From Captain Mahmud to Abdulmutallab

From Captain Mahmud to Abdulmutallab
13th January 2010 ICSR Team
In FREErad!cals

There’s a good discussion going on at Kings of War, our academic cousins in the KCL family.  Rob Dover’s post, Terror on Campus, has kick-started some informed debate about the role of higher education in radicalisation, and the susceptibility of well-educated persons to radical narratives and ideas.

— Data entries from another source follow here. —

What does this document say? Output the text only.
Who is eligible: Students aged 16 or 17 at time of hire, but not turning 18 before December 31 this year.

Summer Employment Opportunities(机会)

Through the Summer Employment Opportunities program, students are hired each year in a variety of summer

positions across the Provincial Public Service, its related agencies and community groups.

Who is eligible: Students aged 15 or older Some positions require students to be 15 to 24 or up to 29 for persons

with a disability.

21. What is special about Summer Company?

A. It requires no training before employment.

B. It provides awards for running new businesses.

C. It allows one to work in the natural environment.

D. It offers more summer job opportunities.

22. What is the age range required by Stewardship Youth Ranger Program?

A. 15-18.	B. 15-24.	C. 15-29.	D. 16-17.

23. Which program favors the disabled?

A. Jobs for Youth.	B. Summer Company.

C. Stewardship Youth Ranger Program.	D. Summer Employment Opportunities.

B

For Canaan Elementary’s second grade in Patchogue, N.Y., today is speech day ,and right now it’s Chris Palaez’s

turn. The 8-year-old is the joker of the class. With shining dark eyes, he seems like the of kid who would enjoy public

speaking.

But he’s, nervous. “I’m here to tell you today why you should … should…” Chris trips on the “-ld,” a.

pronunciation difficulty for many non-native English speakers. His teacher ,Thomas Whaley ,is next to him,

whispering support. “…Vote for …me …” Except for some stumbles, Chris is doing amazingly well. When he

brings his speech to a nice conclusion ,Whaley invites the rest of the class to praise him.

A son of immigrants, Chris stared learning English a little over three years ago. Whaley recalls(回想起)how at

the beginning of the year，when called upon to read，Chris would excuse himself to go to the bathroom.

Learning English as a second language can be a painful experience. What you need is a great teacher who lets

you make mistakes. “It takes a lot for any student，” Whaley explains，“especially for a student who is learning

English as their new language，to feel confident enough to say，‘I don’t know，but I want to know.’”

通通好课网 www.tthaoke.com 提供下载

In response to Rob’s suggestion that ‘a look back in history might be worth while’, the commenters have come up with several historical examples, touching on the ‘engineers of jihad’ phenomenon and the radical movements of the 1960s and 1970s.  David Betz mentions the Red Army Faction (RAF/Baader-Meinhof) and wonders about the ‘revolution is sexy’ interpretation of RAF recruitment, which Steve Corman develops further.  I’ve just finished reading Stefan Aust’s The Baader-Meinhof Complex (2008), the revised edition published as a tie-in to the film of the same name that acts mainly as a visual portrayal of the book.  David is right about the narcissism of the main protagonists, particularly Andreas Baader and Gudrun Ensslin, and the relatively dispassionate tone of movie and book allows this facet of their characters to emerge quite naturally.  Although we can happily argue that the initial impetus of the RAF derived in part from the broader political milieu of the turbulent ’60s, including the student movements of the far left―radicalised bourgeois youth, let’s not forget―it’s hard to ignore the role of charisma in the sustenance of the first and second generations of the RAF.

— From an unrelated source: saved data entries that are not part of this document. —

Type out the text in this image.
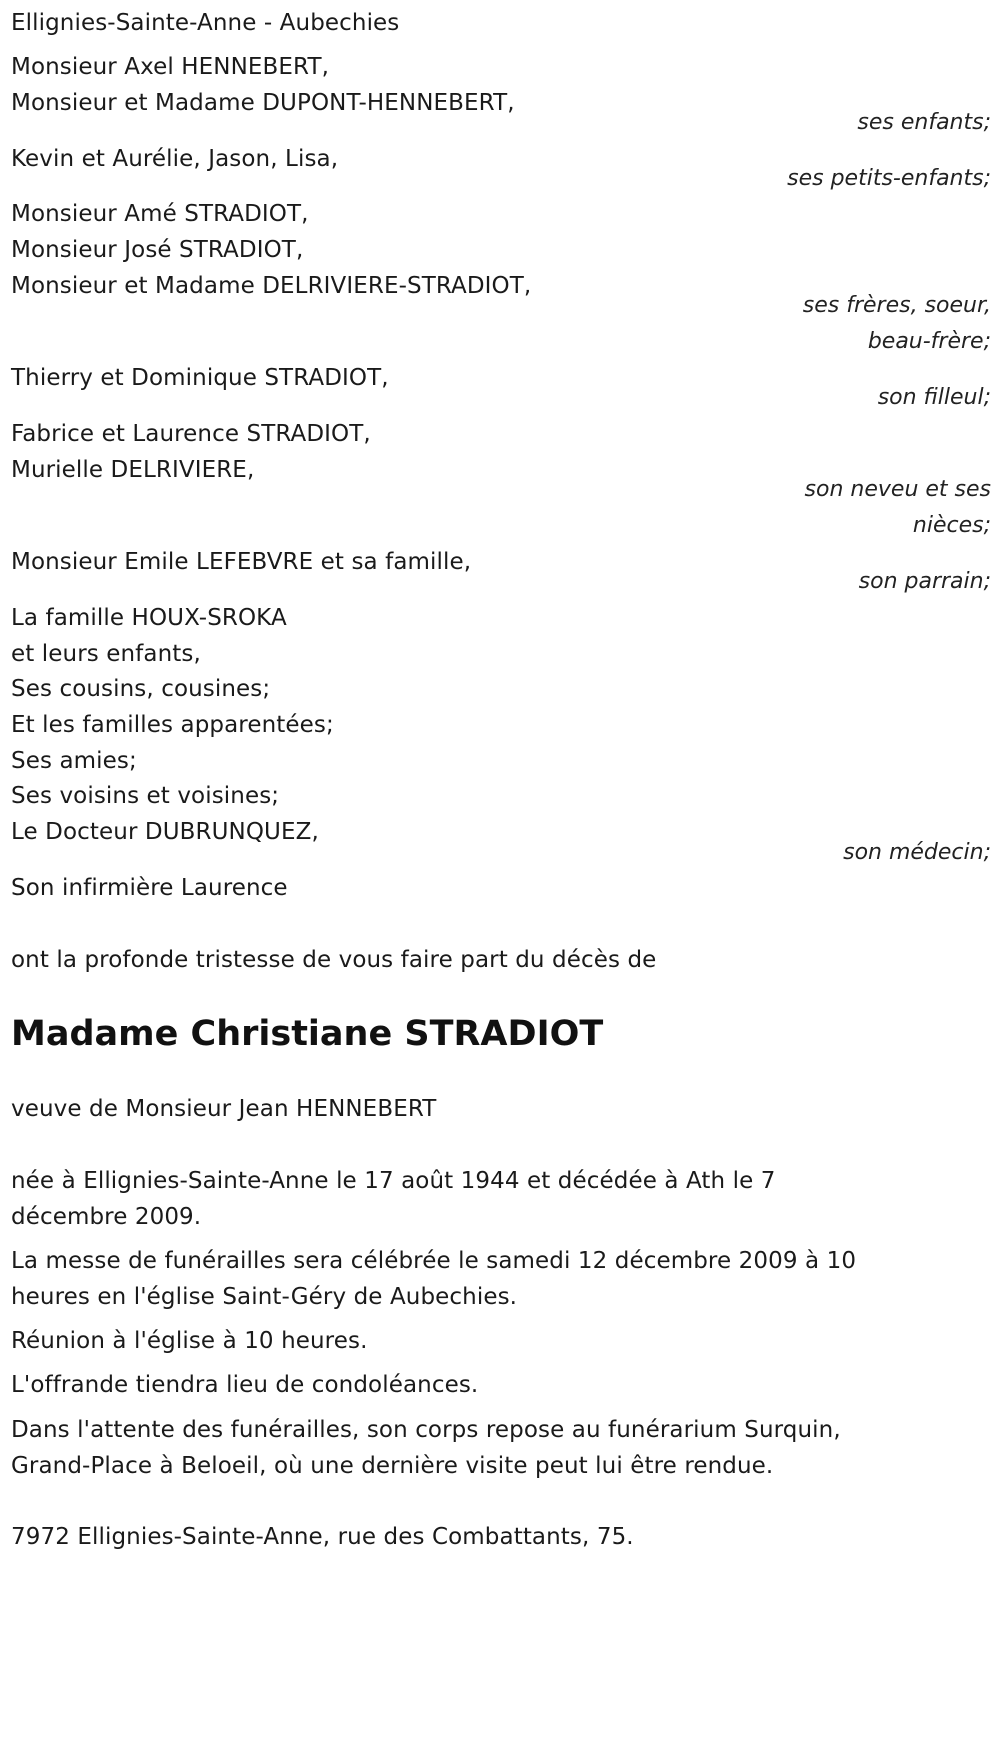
Ellignies-Sainte-Anne - Aubechies
Monsieur Axel HENNEBERT,
Monsieur et Madame DUPONT-HENNEBERT,
ses enfants;
Kevin et Aurélie, Jason, Lisa,
ses petits-enfants;
Monsieur Amé STRADIOT,
Monsieur José STRADIOT,
Monsieur et Madame DELRIVIERE-STRADIOT,
ses frères, soeur,
beau-frère;
Thierry et Dominique STRADIOT,
son filleul;
Fabrice et Laurence STRADIOT,
Murielle DELRIVIERE,
son neveu et ses
nièces;
Monsieur Emile LEFEBVRE et sa famille,
son parrain;
La famille HOUX-SROKA
et leurs enfants,
Ses cousins, cousines;
Et les familles apparentées;
Ses amies;
Ses voisins et voisines;
Le Docteur DUBRUNQUEZ,
son médecin;
Son infirmière Laurence
ont la profonde tristesse de vous faire part du décès de
Madame Christiane STRADIOT
veuve de Monsieur Jean HENNEBERT
née à Ellignies-Sainte-Anne le 17 août 1944 et décédée à Ath le 7
décembre 2009.
La messe de funérailles sera célébrée le samedi 12 décembre 2009 à 10
heures en l'église Saint-Géry de Aubechies.
Réunion à l'église à 10 heures.
L'offrande tiendra lieu de condoléances.
Dans l'attente des funérailles, son corps repose au funérarium Surquin,
Grand-Place à Beloeil, où une dernière visite peut lui être rendue.
7972 Ellignies-Sainte-Anne, rue des Combattants, 75.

More pertinent to the radicalism/education discussion, I came across a passage late in the book on the life of Zohair Youssif Akache prior to his role as ‘Captain Mahmud’ in the hijacking of a Lufthansa 737 in 1977.  The hijacking was intended to force the West German government to release Baader, Ensslin and other RAF members from prison, and ended in Mogadishu in October 1977 after the plane was successfully stormed by German special forces.  Have a read of what Aust has to say about Akache, and note the similarities between this account and the concerns raised recently about Umar Farouk Abdulmutallab’s background and the intelligence failings prior to his attempted destruction of Delta Flight 253:

‘Captain Mahmud’, whose Iranian passport bore the name of Ali Hyderi, and whose real name was Zohair Youssif Akache, was known to the police.  He had enrolled as a student of the Chelsea College of Aeronautical and Automobile Engineering in London in 1973, and received his diploma in aeronautical engineering two years later.

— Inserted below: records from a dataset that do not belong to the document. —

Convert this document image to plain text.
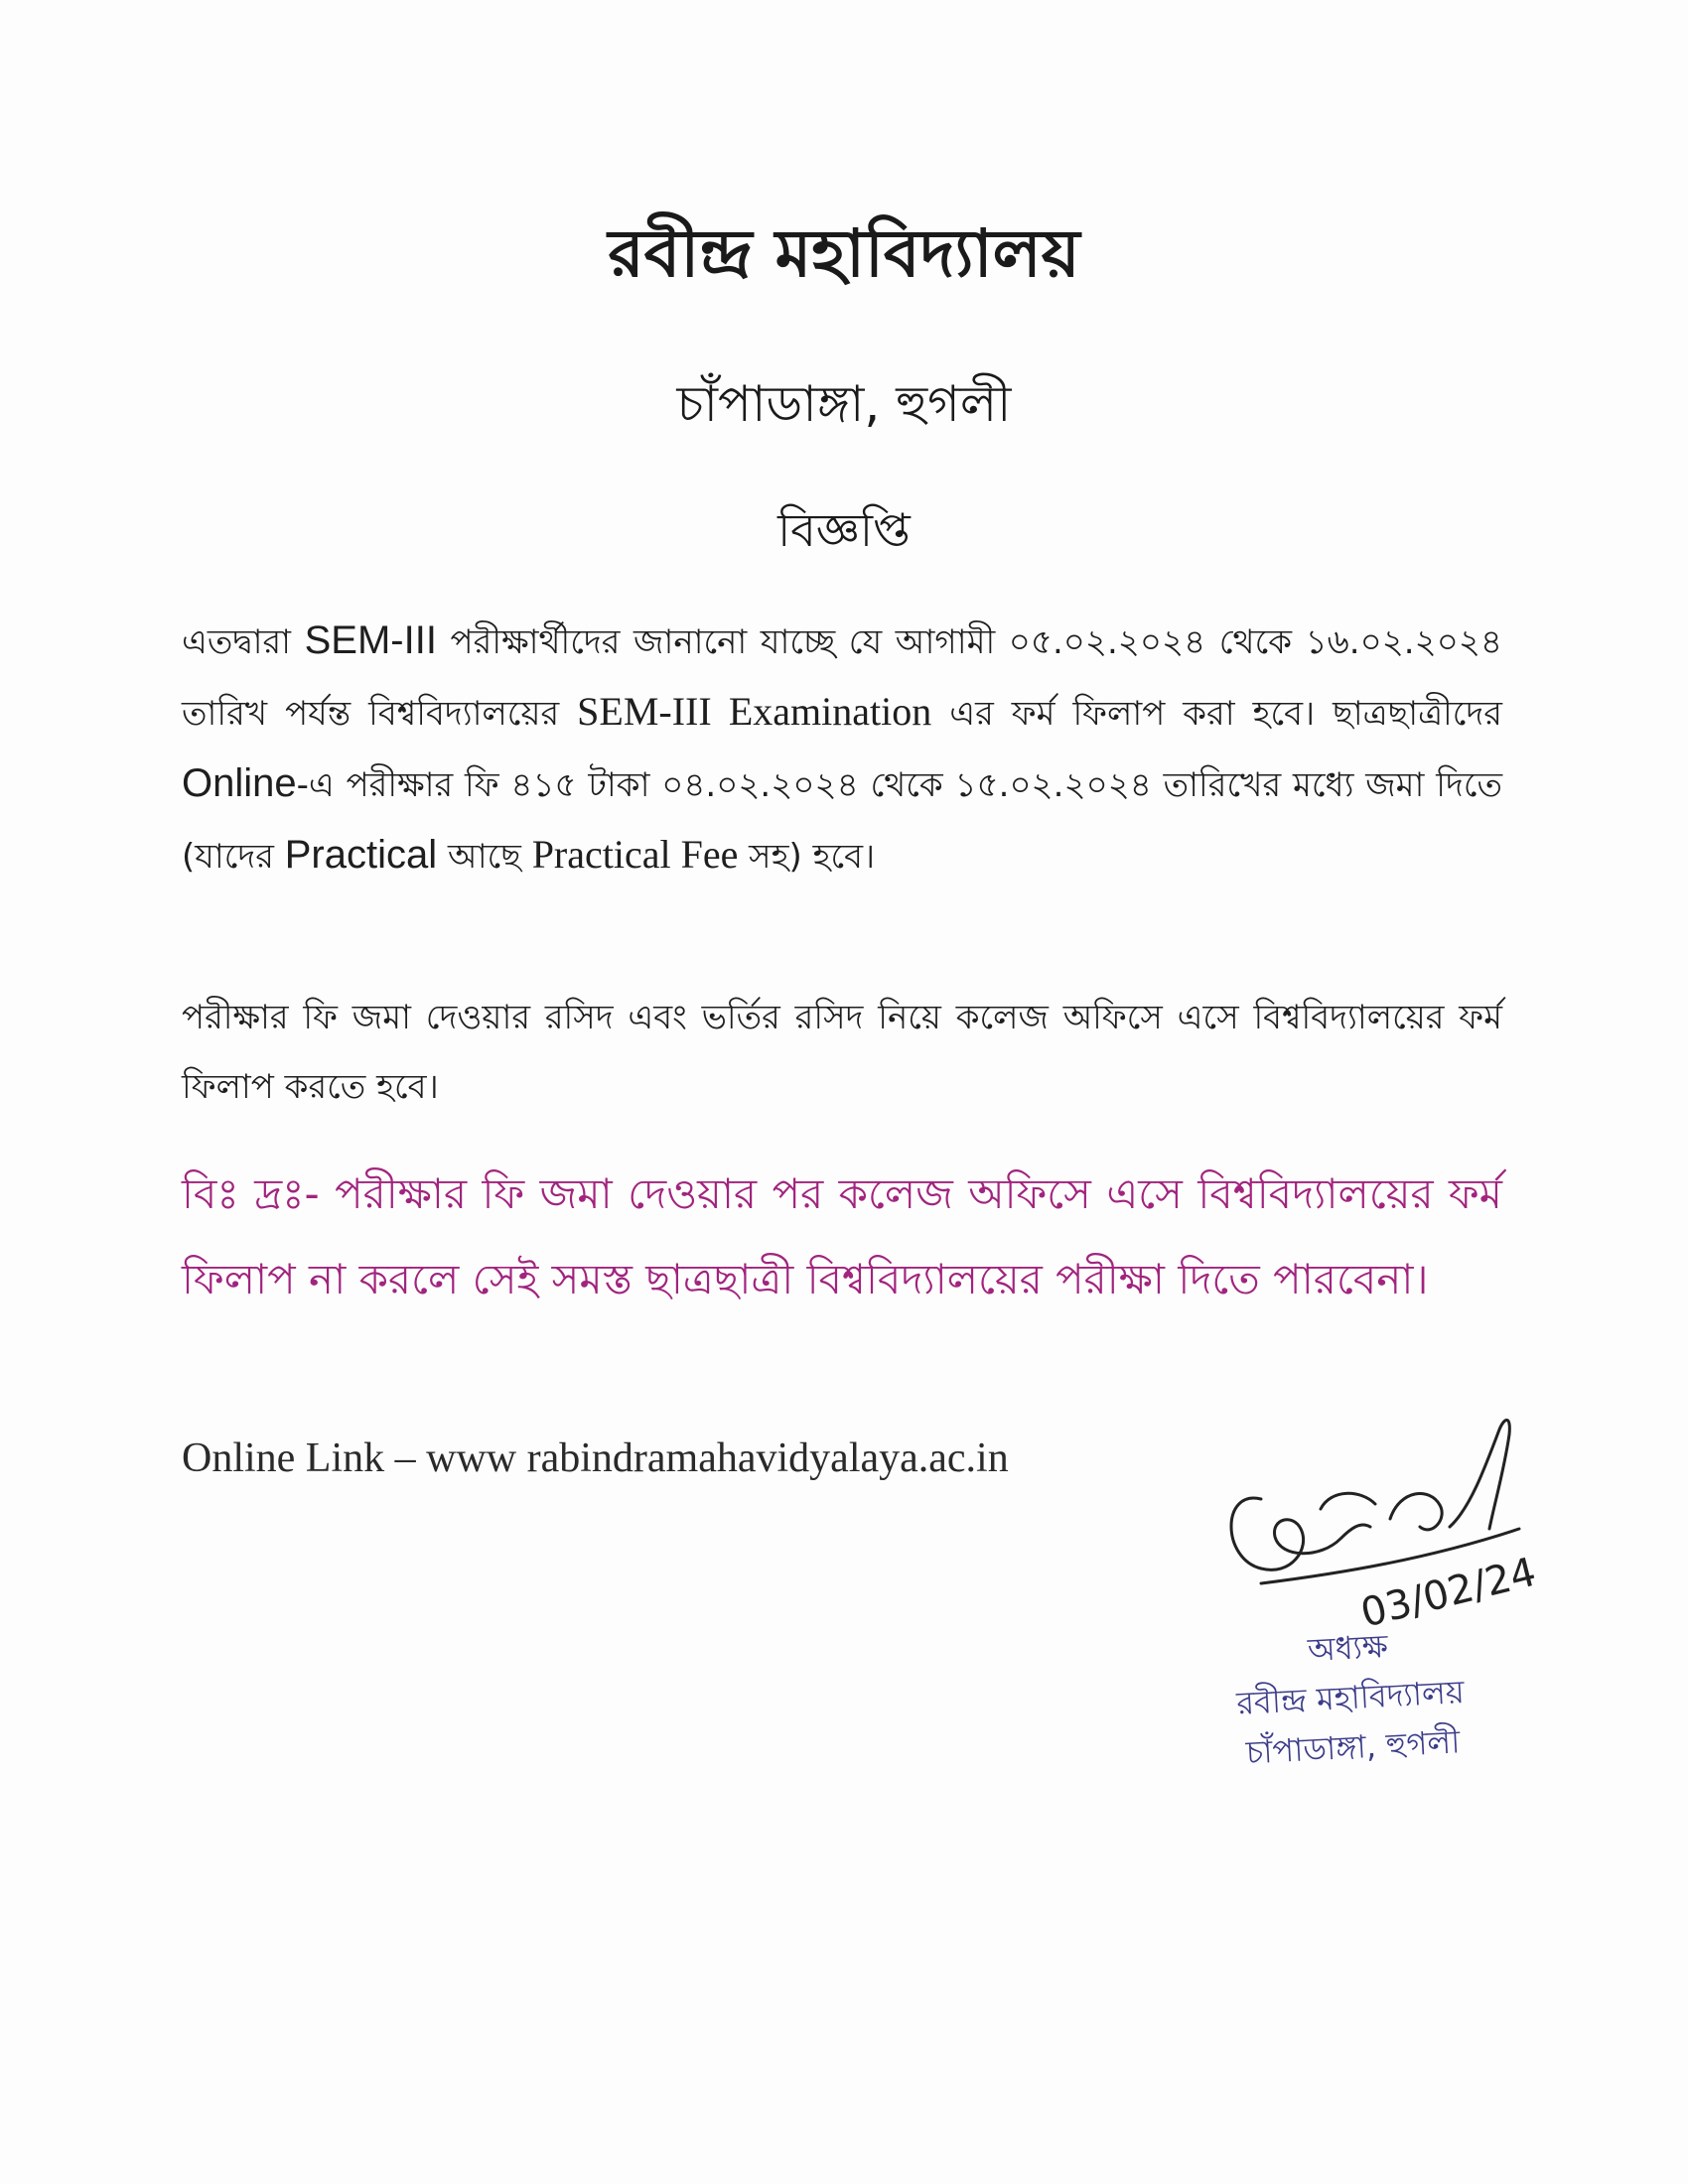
রবীন্দ্র মহাবিদ্যালয়
চাঁপাডাঙ্গা, হুগলী
বিজ্ঞপ্তি
এতদ্বারা SEM-III পরীক্ষার্থীদের জানানো যাচ্ছে যে আগামী ০৫.০২.২০২৪ থেকে ১৬.০২.২০২৪ তারিখ পর্যন্ত বিশ্ববিদ্যালয়ের SEM-III Examination এর ফর্ম ফিলাপ করা হবে। ছাত্রছাত্রীদের Online-এ পরীক্ষার ফি ৪১৫ টাকা ০৪.০২.২০২৪ থেকে ১৫.০২.২০২৪ তারিখের মধ্যে জমা দিতে (যাদের Practical আছে Practical Fee সহ) হবে।
পরীক্ষার ফি জমা দেওয়ার রসিদ এবং ভর্তির রসিদ নিয়ে কলেজ অফিসে এসে বিশ্ববিদ্যালয়ের ফর্ম ফিলাপ করতে হবে।
বিঃ দ্রঃ- পরীক্ষার ফি জমা দেওয়ার পর কলেজ অফিসে এসে বিশ্ববিদ্যালয়ের ফর্ম ফিলাপ না করলে সেই সমস্ত ছাত্রছাত্রী বিশ্ববিদ্যালয়ের পরীক্ষা দিতে পারবেনা।
Online Link – www rabindramahavidyalaya.ac.in
03/02/24
অধ্যক্ষ
রবীন্দ্র মহাবিদ্যালয়
চাঁপাডাঙ্গা, হুগলী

He first came to the notice of Scotland Yard in December 1974, when he suddenly attacked police officers at a peaceful pro-Palestinian demonstrators in Trafalgar Square.  He was known to be a member of the PFLP, and was in danger of being deported, but was finally allowed to remain and continue his studies.  A year later, Akache attacked the police during another pro-Palestinian demonstration.  This time he was arrested and ended up in Pentonville prison.  After going on hunger strike, he was deported to Beirut.
He was back in London at the beginning of 1977.  Under a false name he moved into a hotel opposite the Royal Lancaster, where the former prime minister of North Yemen was staying.  On 10 April, the ex-prime minister, with his wife and a member of the staff of the Yemeni embassy, got into a Mercedes outside the hotel.  Akache had been in wait behind the car.  He walked around the vehicle, opened the right-hand front door, and fired a pistol fitted with a silencer at the three occupants.  They died instantly.  Akache managed to fly out of London the same day.  Scotland Yard had had him under surveillance before the assassination, but had not sent his personal details and description through to Heathrow Airport. (pp.384-5)

Six months later he was dead on the Somali tarmac, and dozens of airline passengers could breathe again.  The differences between the two men are as great as their superficial similarities but 32 years later, does any of this sound even remotely familiar?